Giving Birth with Confidence

Simple Fitness Routines to Fit Into Your Pregnancy

Simple Fitness Routines to Fit Into Your Pregnancy

Cara Terreri, LCCE, CD(DONA)

How you relate to exercise prepregnancy is often how you approach it during pregnancy. If exercise was a regular part of your daily or weekly life, then you'll probably do the same in pregnancy. If exercise was not a part of your prepregnant life, however, you may be reluctantly curious/interested/feel compelled to incorporate it during pregnancy. Exercise in pregnancy provides so many benefits:

  • Improves mental well being
  • Relieves common pregnancy discomforts
  • Improve sleep
  • Physically prepares you for the hard work of labor and birth
  • Helps your body recover faster after pregnancy and birth
  • Maintain fitness levels and healthy weight during your pregnancy

The good news is that you don't have to participate in high intensity exercise to receive the benefits. Just 30 minutes of exercise on several or all days of the week (as per recommendations by the American Congress of Obstetricians and Gynecologists) makes a big difference.

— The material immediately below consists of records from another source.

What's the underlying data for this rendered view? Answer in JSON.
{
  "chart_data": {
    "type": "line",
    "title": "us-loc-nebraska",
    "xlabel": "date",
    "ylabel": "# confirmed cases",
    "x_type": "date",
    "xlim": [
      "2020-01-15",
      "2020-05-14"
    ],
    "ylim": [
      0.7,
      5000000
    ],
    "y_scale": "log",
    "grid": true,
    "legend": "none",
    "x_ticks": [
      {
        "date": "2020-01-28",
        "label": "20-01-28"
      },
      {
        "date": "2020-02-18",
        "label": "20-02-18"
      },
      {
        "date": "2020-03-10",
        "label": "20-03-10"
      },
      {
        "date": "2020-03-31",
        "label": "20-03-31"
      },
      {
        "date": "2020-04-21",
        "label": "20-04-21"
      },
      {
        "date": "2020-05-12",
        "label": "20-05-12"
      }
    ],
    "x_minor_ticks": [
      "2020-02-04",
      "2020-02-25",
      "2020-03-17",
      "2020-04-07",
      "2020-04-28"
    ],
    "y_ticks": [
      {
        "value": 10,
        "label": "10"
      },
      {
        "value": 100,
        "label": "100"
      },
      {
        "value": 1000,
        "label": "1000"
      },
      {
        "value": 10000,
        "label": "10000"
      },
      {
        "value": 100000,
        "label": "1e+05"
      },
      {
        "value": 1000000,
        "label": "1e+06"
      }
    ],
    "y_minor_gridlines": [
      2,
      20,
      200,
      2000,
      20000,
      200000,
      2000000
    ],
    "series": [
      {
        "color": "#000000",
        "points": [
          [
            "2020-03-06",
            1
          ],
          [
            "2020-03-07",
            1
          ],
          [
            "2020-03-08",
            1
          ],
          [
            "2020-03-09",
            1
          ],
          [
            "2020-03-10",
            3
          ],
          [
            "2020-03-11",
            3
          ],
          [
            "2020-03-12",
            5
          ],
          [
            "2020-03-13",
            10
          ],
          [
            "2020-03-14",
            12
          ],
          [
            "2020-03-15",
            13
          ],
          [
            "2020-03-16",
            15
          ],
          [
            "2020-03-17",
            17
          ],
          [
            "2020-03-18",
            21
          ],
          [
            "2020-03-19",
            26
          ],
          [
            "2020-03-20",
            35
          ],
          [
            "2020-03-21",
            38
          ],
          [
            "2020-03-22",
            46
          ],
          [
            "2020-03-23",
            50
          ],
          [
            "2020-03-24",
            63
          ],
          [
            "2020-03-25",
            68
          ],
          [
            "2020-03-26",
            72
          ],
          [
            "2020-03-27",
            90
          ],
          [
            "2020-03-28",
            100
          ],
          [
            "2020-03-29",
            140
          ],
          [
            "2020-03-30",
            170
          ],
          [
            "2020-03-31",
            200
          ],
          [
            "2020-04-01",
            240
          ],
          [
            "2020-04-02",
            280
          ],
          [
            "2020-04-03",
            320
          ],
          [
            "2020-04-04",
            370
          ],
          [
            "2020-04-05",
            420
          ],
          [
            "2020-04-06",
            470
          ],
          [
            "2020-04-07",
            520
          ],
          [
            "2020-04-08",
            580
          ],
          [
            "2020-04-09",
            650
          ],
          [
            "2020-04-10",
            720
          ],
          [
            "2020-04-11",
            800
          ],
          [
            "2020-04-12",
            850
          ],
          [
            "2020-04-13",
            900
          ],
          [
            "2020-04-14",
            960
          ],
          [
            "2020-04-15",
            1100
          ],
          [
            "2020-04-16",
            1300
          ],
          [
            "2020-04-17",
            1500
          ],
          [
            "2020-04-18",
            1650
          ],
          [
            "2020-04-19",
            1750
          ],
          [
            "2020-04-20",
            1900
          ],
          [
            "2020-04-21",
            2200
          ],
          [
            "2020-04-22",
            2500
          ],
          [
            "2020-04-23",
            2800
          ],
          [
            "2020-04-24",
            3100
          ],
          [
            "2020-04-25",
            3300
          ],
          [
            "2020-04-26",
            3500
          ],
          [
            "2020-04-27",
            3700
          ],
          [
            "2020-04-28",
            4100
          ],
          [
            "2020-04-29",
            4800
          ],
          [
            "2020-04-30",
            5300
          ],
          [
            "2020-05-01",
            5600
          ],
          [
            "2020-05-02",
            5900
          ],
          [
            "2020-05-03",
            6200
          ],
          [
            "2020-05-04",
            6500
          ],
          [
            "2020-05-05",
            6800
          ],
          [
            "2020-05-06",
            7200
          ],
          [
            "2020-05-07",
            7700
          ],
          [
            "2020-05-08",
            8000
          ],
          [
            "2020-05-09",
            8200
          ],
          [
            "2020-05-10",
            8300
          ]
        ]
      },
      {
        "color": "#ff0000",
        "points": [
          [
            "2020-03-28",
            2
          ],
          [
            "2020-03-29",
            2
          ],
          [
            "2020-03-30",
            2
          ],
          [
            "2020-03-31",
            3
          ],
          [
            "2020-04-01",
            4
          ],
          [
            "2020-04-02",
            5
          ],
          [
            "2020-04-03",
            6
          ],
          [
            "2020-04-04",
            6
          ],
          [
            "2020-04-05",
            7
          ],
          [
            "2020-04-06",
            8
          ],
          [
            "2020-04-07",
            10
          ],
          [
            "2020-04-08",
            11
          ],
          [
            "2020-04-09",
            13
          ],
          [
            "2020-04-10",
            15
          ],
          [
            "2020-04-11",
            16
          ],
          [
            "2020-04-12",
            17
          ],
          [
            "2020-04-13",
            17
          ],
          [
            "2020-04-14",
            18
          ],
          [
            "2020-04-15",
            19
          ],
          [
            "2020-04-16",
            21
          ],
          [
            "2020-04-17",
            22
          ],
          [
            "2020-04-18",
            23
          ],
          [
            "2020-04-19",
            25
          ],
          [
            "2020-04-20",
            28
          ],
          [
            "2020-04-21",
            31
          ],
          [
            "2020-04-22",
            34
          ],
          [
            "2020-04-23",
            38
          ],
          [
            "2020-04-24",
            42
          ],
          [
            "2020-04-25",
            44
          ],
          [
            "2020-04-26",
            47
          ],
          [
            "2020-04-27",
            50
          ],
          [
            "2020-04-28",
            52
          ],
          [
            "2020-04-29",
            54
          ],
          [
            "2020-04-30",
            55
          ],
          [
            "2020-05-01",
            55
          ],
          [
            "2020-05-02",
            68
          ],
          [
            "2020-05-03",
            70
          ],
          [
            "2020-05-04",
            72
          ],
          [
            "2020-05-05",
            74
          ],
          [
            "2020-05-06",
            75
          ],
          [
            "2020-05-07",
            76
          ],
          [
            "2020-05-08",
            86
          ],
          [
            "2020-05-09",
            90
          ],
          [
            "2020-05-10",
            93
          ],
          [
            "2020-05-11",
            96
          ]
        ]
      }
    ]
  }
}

Below are six simple and well-loved prenatal exercise suggestions. Check with your care provider before beginning any new or continuing an existing exercise program. In most cases, exercise during pregnancy is strongly encouraged!

 

Walking. Walking is one of the best, low-impact (high return!) workouts you can do. It's accessible, requires no special equipment, and the learning curve is non-existent. Wearing comfortable shoes, take a 30-minute walk early in the morning, during your lunch hour, or in the evening before bed. Find a friend, your partner, or your dog for an accountability partner (and good company). In most cases, you can even work around bad weather by switching up your wardrobe. 

Yoga: So many expectant parents report on the wonders of yoga during pregnancy -- for mind and body. You can find a good prenatal yoga routine through a local prenatal yoga class (it's important to find a prenatal yoga class; if not, talk to your teacher about modifications) or through prenatal yoga videos online (you can find both free and paid yoga video subscriptions). 

Pilates: Similar to yoga, pilates also offers excellent benefits for pregnancy. Pilates focuses on strength, muscle toning, body control, and flexibility, but does not offer the spiritual practice and complex poses that you often find in a yoga class. Like yoga, find a pilates instructor who is trained to teach prenatal-specific pilates. You can also find prenatal pilates videos online. 

Swimming & water aerobics: For most people, water immersion during pregnancy is pure bliss. Imagine all of the weight, tension, and tightness suddenly being lifted. The weightlessness that water provides helps relieve common pregnancy-related aches and pains that people may experience during other kinds of exercise. Swimming and water aerobics provide all of the same benefits as other exercise programs all while reducing the impact to your body.

Dance/Zumba/Aerobics: A traditional cardio class is an excellent way to stay fit (and have fun!) during pregnancy! Some movements may need to be modified for pregnancy, like jumping or twisting. If attending a class at the gym isn't possible, pump up the music at home and dance intentionally for 30 minutes. If you have other young children at home, encourage them to join you to work off some of that wild-child energy! 

At-home prenatal fitness routines: Spend time on YouTube searching "pregnancy workout/fitness routines" and you'll unearth hundreds of ideas for simple and effective exercise.

While running and weight lifting exercises are not on this list, they may be perfectly safe and enjoyable for you in pregnancy as long as you discuss exercise safety with your care provider and take caution to use modifications when needed. 

During any workout, be sure to pay attention to your body's cues and monitor how you feel. Stop the exercise and call your OB or midwife if you experience any unusual symptoms.